Ultrahigh vacuum studies of the boundary lubrication of metals

Abstract

A novel ultrahigh vacuum (UHV) tribometer was used to study the tribological behavior of two Cu(111) surfaces modified by the adsorption of various atomic (sulfur, chlorine, iodine) and molecular (ethanol, trifluoroethanol, butanol, and heptafluorobutanol) species as a function of coverage. The friction behavior of clean Cu(111) surfaces was characterized by stick-slip sliding behavior and high static friction coefficients.
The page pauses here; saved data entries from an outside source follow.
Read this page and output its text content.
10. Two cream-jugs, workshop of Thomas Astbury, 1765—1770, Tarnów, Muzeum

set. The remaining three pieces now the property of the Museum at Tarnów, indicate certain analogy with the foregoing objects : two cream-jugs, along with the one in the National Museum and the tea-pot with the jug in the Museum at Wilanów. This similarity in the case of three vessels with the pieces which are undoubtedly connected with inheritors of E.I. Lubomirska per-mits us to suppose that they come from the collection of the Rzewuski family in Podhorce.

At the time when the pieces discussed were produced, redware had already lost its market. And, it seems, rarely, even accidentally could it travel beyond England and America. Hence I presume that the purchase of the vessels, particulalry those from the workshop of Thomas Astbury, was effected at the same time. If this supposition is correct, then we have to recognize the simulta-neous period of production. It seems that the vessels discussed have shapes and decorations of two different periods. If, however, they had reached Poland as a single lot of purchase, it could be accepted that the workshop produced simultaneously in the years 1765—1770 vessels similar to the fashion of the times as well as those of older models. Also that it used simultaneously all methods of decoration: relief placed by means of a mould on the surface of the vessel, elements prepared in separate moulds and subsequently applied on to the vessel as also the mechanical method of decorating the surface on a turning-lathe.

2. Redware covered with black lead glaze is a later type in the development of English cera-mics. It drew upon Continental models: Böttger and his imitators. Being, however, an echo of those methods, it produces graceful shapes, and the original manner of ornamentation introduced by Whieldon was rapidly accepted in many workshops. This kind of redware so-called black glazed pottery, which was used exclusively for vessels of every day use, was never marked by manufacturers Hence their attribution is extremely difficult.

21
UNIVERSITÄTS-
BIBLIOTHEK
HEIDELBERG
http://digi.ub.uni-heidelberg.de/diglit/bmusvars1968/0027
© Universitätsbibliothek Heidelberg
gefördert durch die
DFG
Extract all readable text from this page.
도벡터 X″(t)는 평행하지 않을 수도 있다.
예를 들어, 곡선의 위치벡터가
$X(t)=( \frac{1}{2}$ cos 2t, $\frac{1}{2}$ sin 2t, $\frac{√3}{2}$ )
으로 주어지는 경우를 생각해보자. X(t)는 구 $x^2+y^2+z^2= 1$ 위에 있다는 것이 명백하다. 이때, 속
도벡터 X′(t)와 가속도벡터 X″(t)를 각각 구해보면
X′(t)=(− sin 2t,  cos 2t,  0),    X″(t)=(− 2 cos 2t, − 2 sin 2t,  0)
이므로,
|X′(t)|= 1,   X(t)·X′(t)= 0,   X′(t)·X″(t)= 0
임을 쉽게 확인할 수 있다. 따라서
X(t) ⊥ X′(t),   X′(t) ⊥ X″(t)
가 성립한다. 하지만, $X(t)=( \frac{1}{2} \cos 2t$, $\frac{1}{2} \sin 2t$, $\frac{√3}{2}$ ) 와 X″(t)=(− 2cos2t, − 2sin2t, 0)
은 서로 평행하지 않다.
Of the atomic species studied, only contaminant films formed by exposure to the atmosphere were effective as lubricants, in the sense that the sliding behavior changed from "stick-slip" to "slip" and the friction coefficient was significantly lower than that of the clean surfaces. As the contaminant film thickness was reduced by sputtering, a transition to higher friction coefficients and stick-slip behavior occurred at film thicknesses $\sim$5-8 A. The problem of the poorly defined thickness and composition of the contaminant films was addressed by making friction measurements on surfaces that were cleaned and then modified by the adsorption of sulfur, chlorine and iodine. Compared to the clean surfaces, the friction coefficient was reduced only slightly (sulfur, chlorine) or not at all (iodine), even at saturation. From these results, it can be concluded that the minimum thickness is greater than $\sim$2 A, the effective ionic radius of sulfur, chlorine or iodine atoms. The difference in the lubricating ability of the three species was small and of uncertain significance.

For the alcohols, friction measurements were made at coverages ranging from submonolayer to several multilayers. These alcohols showed similar friction behavior as a function of coverage. At coverages below one monolayer the surfaces were not well lubricated--the sliding behavior was stick-slip and the friction coefficients were high, as for the surfaces modified with sulfur, chlorine and iodine. At coverages greater than one monolayer the friction coefficient was significantly reduced and decreased monotonically with increasing coverage. The transition from "stick-slip" to "slip" sliding behavior was reached at coverages of 2-7 ML. The friction coefficient continued to decrease with increasing coverage, reaching a limiting value only at coverages of several multilayers.